I recently had the opportunity to participate in a series of panel discussions as part of a Big Data and Hadoop roadshow conducted by Avnet, HPE, Hortonworks and Suse.
In addition to great industry and technology presentations from Hortonworks and HPE, each event included an interactive panel discussion, featuring domain experts from HPE, Hortonworks and Avnet. The HPE and Hortonworks panelists varied by city, with a couple of repeat participants. My calendar lined up so I agreed to attend all three events for Avnet.
While I might not have been in love with the idea at the time (3 cities in 1.5 weeks), participating in all three events turned out to be very beneficial. In addition to gaining new and expanded insights from my fellow panelists, I got to engage with a broad set of individuals and organizations on big data and Hadoop. As the one constant on all three panels, I had the opportunity to experience the differences and similarities between the different audiences.
The audience dynamics varied from city to city, from local culture to types of companies/industries present to their average level of big data/Hadoop experience. The attendees in one city were (on average) fairly new or early in their big data strategies, whereas the audience in another city was (on average) further along in their big data journey. Naturally, this resulted in some different and unique questions and discussions from city to city. What really struck me however, were the similarities between the three diverse audiences when it came to their questions around big data and Hadoop. I was surprised at how often the same questions kept coming up and how similar many of the discussions were from event to event.
With that in mind, I thought it might be beneficial to our partner community to highlight some of the common questions that kept coming up around Hadoop and big data and summarize the panels’ responses. We actually agreed most of the time, making the task of summarizing the panel opinions not overly daunting.
Does Hadoop replace my existing Data Warehouse?
Panel says: No.
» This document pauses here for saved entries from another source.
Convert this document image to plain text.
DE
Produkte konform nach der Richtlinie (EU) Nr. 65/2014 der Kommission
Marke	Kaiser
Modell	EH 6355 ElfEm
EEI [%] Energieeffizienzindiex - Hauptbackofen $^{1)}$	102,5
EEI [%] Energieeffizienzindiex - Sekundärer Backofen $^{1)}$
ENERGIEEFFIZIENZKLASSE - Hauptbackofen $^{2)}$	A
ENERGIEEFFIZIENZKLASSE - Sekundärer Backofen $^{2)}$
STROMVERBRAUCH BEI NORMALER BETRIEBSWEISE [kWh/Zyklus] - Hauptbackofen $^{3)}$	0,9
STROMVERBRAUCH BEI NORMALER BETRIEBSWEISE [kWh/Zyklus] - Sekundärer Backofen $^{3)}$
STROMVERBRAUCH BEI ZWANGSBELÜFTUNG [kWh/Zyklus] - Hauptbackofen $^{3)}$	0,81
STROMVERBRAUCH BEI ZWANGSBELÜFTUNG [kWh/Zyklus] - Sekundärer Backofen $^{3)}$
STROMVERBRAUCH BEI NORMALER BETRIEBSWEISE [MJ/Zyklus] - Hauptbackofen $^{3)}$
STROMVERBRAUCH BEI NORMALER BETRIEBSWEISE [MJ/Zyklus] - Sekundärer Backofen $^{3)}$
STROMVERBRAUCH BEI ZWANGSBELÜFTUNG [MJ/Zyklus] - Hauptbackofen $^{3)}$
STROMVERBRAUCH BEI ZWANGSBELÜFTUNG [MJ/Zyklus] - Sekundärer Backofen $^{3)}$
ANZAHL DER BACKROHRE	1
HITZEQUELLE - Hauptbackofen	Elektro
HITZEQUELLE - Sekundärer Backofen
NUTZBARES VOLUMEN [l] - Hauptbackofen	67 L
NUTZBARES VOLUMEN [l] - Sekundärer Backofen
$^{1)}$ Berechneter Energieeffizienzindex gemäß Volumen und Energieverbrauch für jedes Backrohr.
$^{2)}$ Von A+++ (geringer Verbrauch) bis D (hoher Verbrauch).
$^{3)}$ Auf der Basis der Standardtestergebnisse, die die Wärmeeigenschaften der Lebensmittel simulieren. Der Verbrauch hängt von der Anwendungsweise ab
Hadoop can be an extremely valuable extension to your data warehouse and even off-load some services from your data warehouse (such as ETL), but it does not replace it. Hadoop is not a RDBMS, it’s not an ACID compliant database, it’s not even a database. It is a file system (Hadoop Distributed File System or HDFS) and analytic/calculation engine (MapReduce). Yes, we can add SQL services like Hive and other processing engines like Spark but it still doesn’t replace an Enterprise Data Warehouse. Hive and other SQL on Hadoop tools are not full ANSI SQL standard, rather a sub-set of ANSI SQL 1992 features – which would have significant speed/performance implications. Hadoop is complementary to your data warehouse.
Of course, if we really wanted to complicate things, we could dig deeper into what you consider to be a data warehouse -and we would get a variety of answers that run the spectrum. And if the answer was something like “our data warehouse is really just a repository of data from a handful of sources, without any complex schemas or modeling” – then maybe you “could” actually move everything to Hadoop. But since that is fairly academic and probably of limited applicability to most enterprise customers, I’ll stick with my original answer of: no.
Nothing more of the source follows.